Amazon's closing their direct China operation after 20 years of effort to achieve about 1% of the market is a great recent example, although Jeff B clearly hangs on to things a lot longer than most mortals. Could it be the unending pot of money, rather than logic that enables such perseverance?

3. Combination
Take a careful look around and see who else is in your space or adjacent to it. Who else is doing things right? Calculate what the prospects of some kind of combination may be, especially if your market itself continues to be more cluttered and competitive. Pull off the right kind of combo and you can bring a single story to the market in a cleaner, more efficient and less costly way. This is exactly the kind of story that investors want to hear.

It's not easy in any market to attract the technical talent, the motivated salespeople, and the operations folks that you need to grow quickly. A well-planned and thoughtfully executed combination can demonstrably accelerate the process. You need to be careful to make sure that the companies' visions are aligned and that the problems they're addressing are similar and that the cultures of the businesses (and the leaders in particular) aren't in conflict. We've started to see more and more of these combos lately Cheddar being bought by Altice USA and Quartz's purchase by Uzabase are just a couple of deals where the metrics look okay, but the jury on the success of the marriage is still out.

These things aren't made or broken in the board room when the papers are signed; they rise or fail in the implementation and the execution. But in today's world, it's often a lot better and smarter than trying to go it alone.

4. Conversion
Sell some of your stuff to someone else. You may be great at lead generation and lousy at closing the sale once those prospects show up at your door. Or you may be a great sales organization that sucks at fulfillment and customer service. 

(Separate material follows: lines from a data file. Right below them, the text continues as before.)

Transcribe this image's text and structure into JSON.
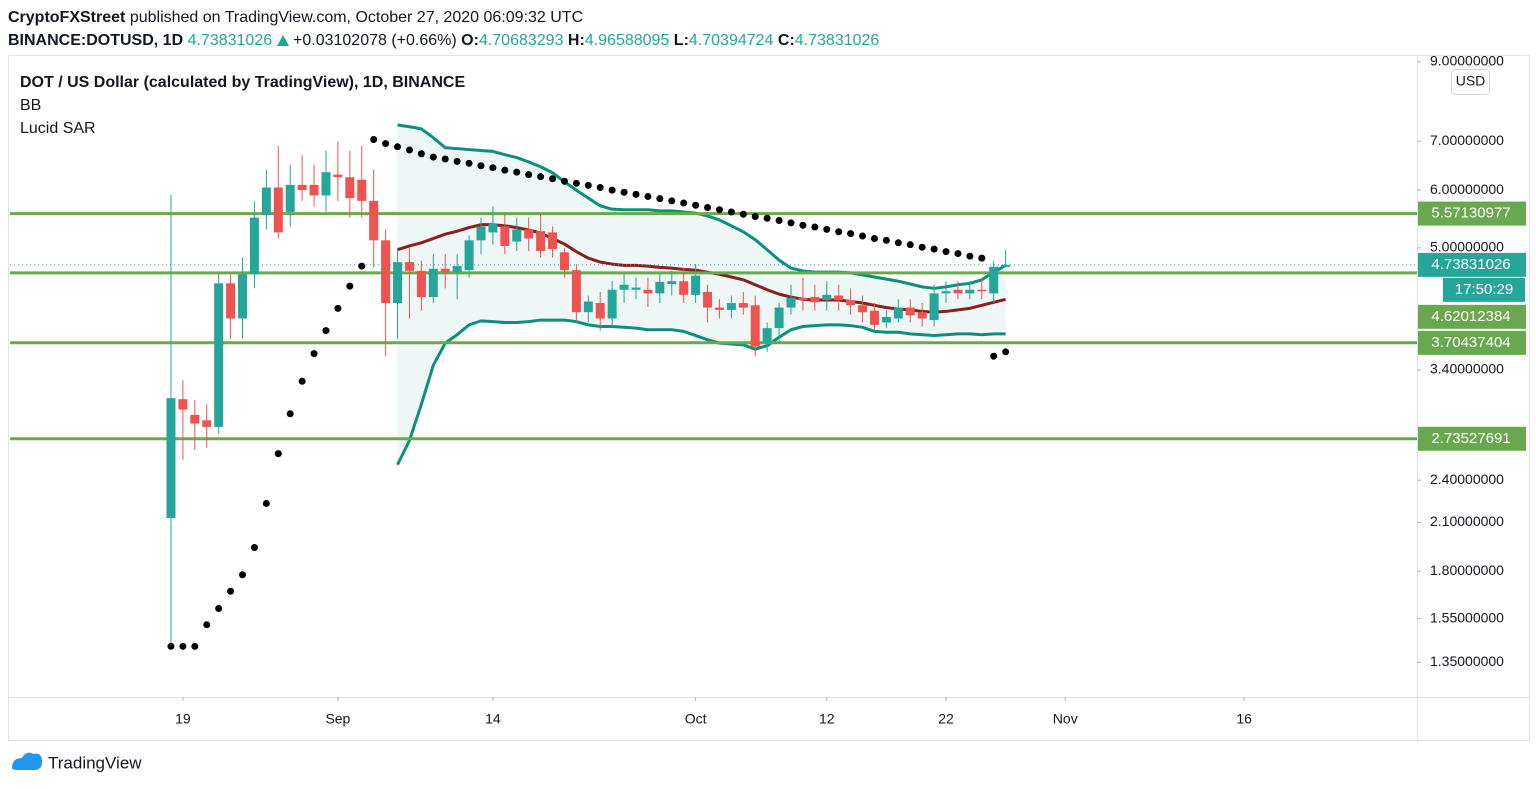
{
  "header": {
    "publisher": "CryptoFXStreet",
    "published": "published on TradingView.com, October 27, 2020 06:09:32 UTC",
    "symbol": "BINANCE:DOTUSD, 1D",
    "change": "+0.03102078 (+0.66%)",
    "o_label": "O:",
    "h_label": "H:",
    "l_label": "L:",
    "c_label": "C:"
  },
  "logo": "TradingView",
  "chart_data": {
    "type": "candlestick",
    "title": "DOT / US Dollar (calculated by TradingView), 1D, BINANCE",
    "currency": "USD",
    "countdown": "17:50:29",
    "up_color": "#26a69a",
    "down_color": "#ef5350",
    "log_scale": true,
    "x": [
      "2020-08-18",
      "2020-08-19",
      "2020-08-20",
      "2020-08-21",
      "2020-08-22",
      "2020-08-23",
      "2020-08-24",
      "2020-08-25",
      "2020-08-26",
      "2020-08-27",
      "2020-08-28",
      "2020-08-29",
      "2020-08-30",
      "2020-08-31",
      "2020-09-01",
      "2020-09-02",
      "2020-09-03",
      "2020-09-04",
      "2020-09-05",
      "2020-09-06",
      "2020-09-07",
      "2020-09-08",
      "2020-09-09",
      "2020-09-10",
      "2020-09-11",
      "2020-09-12",
      "2020-09-13",
      "2020-09-14",
      "2020-09-15",
      "2020-09-16",
      "2020-09-17",
      "2020-09-18",
      "2020-09-19",
      "2020-09-20",
      "2020-09-21",
      "2020-09-22",
      "2020-09-23",
      "2020-09-24",
      "2020-09-25",
      "2020-09-26",
      "2020-09-27",
      "2020-09-28",
      "2020-09-29",
      "2020-09-30",
      "2020-10-01",
      "2020-10-02",
      "2020-10-03",
      "2020-10-04",
      "2020-10-05",
      "2020-10-06",
      "2020-10-07",
      "2020-10-08",
      "2020-10-09",
      "2020-10-10",
      "2020-10-11",
      "2020-10-12",
      "2020-10-13",
      "2020-10-14",
      "2020-10-15",
      "2020-10-16",
      "2020-10-17",
      "2020-10-18",
      "2020-10-19",
      "2020-10-20",
      "2020-10-21",
      "2020-10-22",
      "2020-10-23",
      "2020-10-24",
      "2020-10-25",
      "2020-10-26",
      "2020-10-27"
    ],
    "candles": [
      [
        2.13,
        5.91,
        1.42,
        3.11
      ],
      [
        3.1,
        3.29,
        2.56,
        3.0
      ],
      [
        2.95,
        3.09,
        2.64,
        2.87
      ],
      [
        2.9,
        3.05,
        2.66,
        2.84
      ],
      [
        2.84,
        4.6,
        2.78,
        4.47
      ],
      [
        4.47,
        4.6,
        3.75,
        4.0
      ],
      [
        4.0,
        4.85,
        3.75,
        4.6
      ],
      [
        4.6,
        5.8,
        4.4,
        5.5
      ],
      [
        5.55,
        6.4,
        5.3,
        6.05
      ],
      [
        6.05,
        6.9,
        5.15,
        5.25
      ],
      [
        5.6,
        6.5,
        5.35,
        6.1
      ],
      [
        6.1,
        6.7,
        5.8,
        6.0
      ],
      [
        6.1,
        6.5,
        5.7,
        5.9
      ],
      [
        5.9,
        6.8,
        5.6,
        6.35
      ],
      [
        6.3,
        7.0,
        5.8,
        6.25
      ],
      [
        6.25,
        6.8,
        5.5,
        5.85
      ],
      [
        6.2,
        6.9,
        5.5,
        5.8
      ],
      [
        5.8,
        6.4,
        4.7,
        5.12
      ],
      [
        5.12,
        5.3,
        3.55,
        4.2
      ],
      [
        4.2,
        5.0,
        3.75,
        4.78
      ],
      [
        4.78,
        5.0,
        4.0,
        4.65
      ],
      [
        4.65,
        4.8,
        4.1,
        4.28
      ],
      [
        4.28,
        4.9,
        4.2,
        4.68
      ],
      [
        4.68,
        4.9,
        4.4,
        4.63
      ],
      [
        4.63,
        4.9,
        4.25,
        4.72
      ],
      [
        4.66,
        5.2,
        4.55,
        5.12
      ],
      [
        5.12,
        5.5,
        4.9,
        5.35
      ],
      [
        5.25,
        5.7,
        5.05,
        5.4
      ],
      [
        5.35,
        5.55,
        4.9,
        5.03
      ],
      [
        5.1,
        5.5,
        4.95,
        5.3
      ],
      [
        5.3,
        5.5,
        4.95,
        5.15
      ],
      [
        5.27,
        5.55,
        4.85,
        4.95
      ],
      [
        5.25,
        5.35,
        4.85,
        4.98
      ],
      [
        4.93,
        5.0,
        4.55,
        4.66
      ],
      [
        4.66,
        4.75,
        3.95,
        4.08
      ],
      [
        4.08,
        4.3,
        3.95,
        4.22
      ],
      [
        4.2,
        4.35,
        3.85,
        4.0
      ],
      [
        4.0,
        4.5,
        3.9,
        4.38
      ],
      [
        4.38,
        4.6,
        4.2,
        4.45
      ],
      [
        4.38,
        4.55,
        4.25,
        4.41
      ],
      [
        4.38,
        4.55,
        4.15,
        4.33
      ],
      [
        4.33,
        4.6,
        4.2,
        4.49
      ],
      [
        4.46,
        4.65,
        4.3,
        4.5
      ],
      [
        4.5,
        4.7,
        4.2,
        4.31
      ],
      [
        4.31,
        4.75,
        4.2,
        4.58
      ],
      [
        4.35,
        4.45,
        3.95,
        4.14
      ],
      [
        4.14,
        4.25,
        4.0,
        4.11
      ],
      [
        4.11,
        4.3,
        4.0,
        4.2
      ],
      [
        4.2,
        4.35,
        4.05,
        4.14
      ],
      [
        4.17,
        4.3,
        3.55,
        3.66
      ],
      [
        3.7,
        3.95,
        3.6,
        3.88
      ],
      [
        3.88,
        4.2,
        3.7,
        4.14
      ],
      [
        4.14,
        4.45,
        4.05,
        4.27
      ],
      [
        4.27,
        4.55,
        4.1,
        4.24
      ],
      [
        4.28,
        4.45,
        4.1,
        4.21
      ],
      [
        4.24,
        4.5,
        4.1,
        4.31
      ],
      [
        4.3,
        4.45,
        4.1,
        4.24
      ],
      [
        4.24,
        4.4,
        4.05,
        4.17
      ],
      [
        4.17,
        4.3,
        3.95,
        4.08
      ],
      [
        4.1,
        4.2,
        3.85,
        3.92
      ],
      [
        3.95,
        4.1,
        3.88,
        4.02
      ],
      [
        4.0,
        4.25,
        3.95,
        4.14
      ],
      [
        4.14,
        4.25,
        3.95,
        4.04
      ],
      [
        4.08,
        4.2,
        3.9,
        4.0
      ],
      [
        3.98,
        4.45,
        3.9,
        4.33
      ],
      [
        4.33,
        4.5,
        4.2,
        4.36
      ],
      [
        4.38,
        4.5,
        4.25,
        4.33
      ],
      [
        4.33,
        4.5,
        4.25,
        4.38
      ],
      [
        4.38,
        4.55,
        4.25,
        4.36
      ],
      [
        4.33,
        4.8,
        4.2,
        4.71
      ],
      [
        4.70683293,
        4.96588095,
        4.70394724,
        4.73831026
      ]
    ],
    "indicators": [
      {
        "name": "BB",
        "band_color": "#0e8f7e",
        "basis_color": "#8b1e1e",
        "fill": "#eef7f5",
        "upper": [
          null,
          null,
          null,
          null,
          null,
          null,
          null,
          null,
          null,
          null,
          null,
          null,
          null,
          null,
          null,
          null,
          null,
          null,
          null,
          7.37,
          7.33,
          7.28,
          7.08,
          6.86,
          6.84,
          6.82,
          6.8,
          6.78,
          6.71,
          6.65,
          6.56,
          6.46,
          6.34,
          6.16,
          6.0,
          5.85,
          5.71,
          5.65,
          5.64,
          5.64,
          5.64,
          5.62,
          5.62,
          5.6,
          5.58,
          5.53,
          5.46,
          5.36,
          5.26,
          5.13,
          4.97,
          4.81,
          4.69,
          4.65,
          4.63,
          4.63,
          4.63,
          4.62,
          4.59,
          4.56,
          4.53,
          4.5,
          4.46,
          4.42,
          4.4,
          4.42,
          4.45,
          4.47,
          4.52,
          4.63,
          4.73
        ],
        "basis": [
          null,
          null,
          null,
          null,
          null,
          null,
          null,
          null,
          null,
          null,
          null,
          null,
          null,
          null,
          null,
          null,
          null,
          null,
          null,
          4.97,
          5.03,
          5.08,
          5.15,
          5.22,
          5.27,
          5.33,
          5.38,
          5.38,
          5.36,
          5.33,
          5.29,
          5.24,
          5.15,
          5.06,
          4.94,
          4.84,
          4.78,
          4.75,
          4.73,
          4.73,
          4.72,
          4.7,
          4.69,
          4.67,
          4.66,
          4.63,
          4.6,
          4.56,
          4.52,
          4.45,
          4.38,
          4.32,
          4.28,
          4.25,
          4.24,
          4.24,
          4.24,
          4.22,
          4.2,
          4.17,
          4.14,
          4.12,
          4.11,
          4.09,
          4.08,
          4.09,
          4.11,
          4.13,
          4.17,
          4.21,
          4.25
        ],
        "lower": [
          null,
          null,
          null,
          null,
          null,
          null,
          null,
          null,
          null,
          null,
          null,
          null,
          null,
          null,
          null,
          null,
          null,
          null,
          null,
          2.52,
          2.72,
          3.05,
          3.45,
          3.7,
          3.8,
          3.92,
          3.97,
          3.96,
          3.95,
          3.95,
          3.96,
          3.98,
          3.98,
          3.98,
          3.96,
          3.92,
          3.9,
          3.9,
          3.89,
          3.88,
          3.86,
          3.86,
          3.86,
          3.84,
          3.79,
          3.74,
          3.7,
          3.69,
          3.68,
          3.63,
          3.67,
          3.77,
          3.86,
          3.9,
          3.91,
          3.92,
          3.92,
          3.91,
          3.89,
          3.84,
          3.83,
          3.83,
          3.81,
          3.8,
          3.79,
          3.8,
          3.81,
          3.81,
          3.8,
          3.81,
          3.81
        ]
      },
      {
        "name": "Lucid SAR",
        "color": "#000000",
        "values": [
          1.42,
          1.42,
          1.42,
          1.52,
          1.6,
          1.69,
          1.78,
          1.94,
          2.23,
          2.61,
          2.96,
          3.28,
          3.58,
          3.85,
          4.13,
          4.43,
          4.72,
          7.04,
          6.95,
          6.88,
          6.81,
          6.73,
          6.66,
          6.62,
          6.57,
          6.53,
          6.48,
          6.44,
          6.39,
          6.35,
          6.3,
          6.26,
          6.22,
          6.17,
          6.13,
          6.09,
          6.05,
          6.0,
          5.96,
          5.92,
          5.88,
          5.84,
          5.8,
          5.76,
          5.72,
          5.68,
          5.64,
          5.6,
          5.56,
          5.52,
          5.49,
          5.45,
          5.41,
          5.37,
          5.34,
          5.3,
          5.26,
          5.23,
          5.19,
          5.15,
          5.12,
          5.08,
          5.05,
          5.01,
          4.98,
          4.94,
          4.91,
          4.87,
          4.84,
          3.55,
          3.6
        ]
      }
    ],
    "hlines": [
      {
        "value": 5.57130977,
        "color": "#6aa84f"
      },
      {
        "value": 4.62012384,
        "color": "#6aa84f"
      },
      {
        "value": 3.70437404,
        "color": "#6aa84f"
      },
      {
        "value": 2.73527691,
        "color": "#6aa84f"
      }
    ],
    "xlim": [
      "2020-08-05",
      "2020-12-01"
    ],
    "xticks": [
      {
        "value": "2020-08-19",
        "label": "19"
      },
      {
        "value": "2020-09-01",
        "label": "Sep"
      },
      {
        "value": "2020-09-14",
        "label": "14"
      },
      {
        "value": "2020-10-01",
        "label": "Oct"
      },
      {
        "value": "2020-10-12",
        "label": "12"
      },
      {
        "value": "2020-10-22",
        "label": "22"
      },
      {
        "value": "2020-11-01",
        "label": "Nov"
      },
      {
        "value": "2020-11-16",
        "label": "16"
      }
    ],
    "ylim": [
      1.21,
      9.05
    ],
    "yticks": [
      {
        "value": 9,
        "label": "9.00000000"
      },
      {
        "value": 7,
        "label": "7.00000000"
      },
      {
        "value": 6,
        "label": "6.00000000"
      },
      {
        "value": 5,
        "label": "5.00000000"
      },
      {
        "value": 3.4,
        "label": "3.40000000"
      },
      {
        "value": 2.4,
        "label": "2.40000000"
      },
      {
        "value": 2.1,
        "label": "2.10000000"
      },
      {
        "value": 1.8,
        "label": "1.80000000"
      },
      {
        "value": 1.55,
        "label": "1.55000000"
      },
      {
        "value": 1.35,
        "label": "1.35000000"
      }
    ]
  }
}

When you look at your skill sets and your customers, users, clients, etc. through a different lens --looking at them as potential assets to be converted or sold to some other enterprise-- it helps you see more clearly exactly what kind of business you're building. It may make the most sense to look at your company as a conduit or an intermediary and not as a one-stop shop trying to meet all the needs of the marketplace. You've got to play to your strengths and build on those if you're planning to stick around. Not every business gets to be the front door these days.

Twitter's acquisition of Highly is a good case in point of a fold-in purchase.   It made a quick buy rather than spend time building an attractive add-on piece of tech--the ability to highlight content and then share it. And you can bet that the Highly guys were constantly looking over their shoulders wondering if they were gonna see some cash from one of the giants or simply get crushed by them. The smartest players always think about managing their capital intake so they can be building their businesses to be bought when the time is right. 

5. Concessions
Maybe your pricing made sense in some early fever dream where you were the best and only player in the space. But now there are fast followers and clones everywhere and their offerings (at least on the surface) look a lot like yours. Once your customers start talking about price, you're on a very slippery slope.

Netflix went the opposite direction with very disappointing results. Instead of stealing a page from Amazon and lowering prices to make the inbound competitors even more miserable, they raised them and, for the first time, saw a decrease in users in the U.S. The market promptly punished the company for shedding customers. You never want to take your customers for granted or believe that they can't leave. You need to earn them every day.

Here's the bottom line. In the long run, you can't save your way to success and it's no fun to fire your friends or postpone your pet projects. But if you don't survive during the difficult times, you and your business won't be around to savor any success down the road. Do what needs to be done and do it now.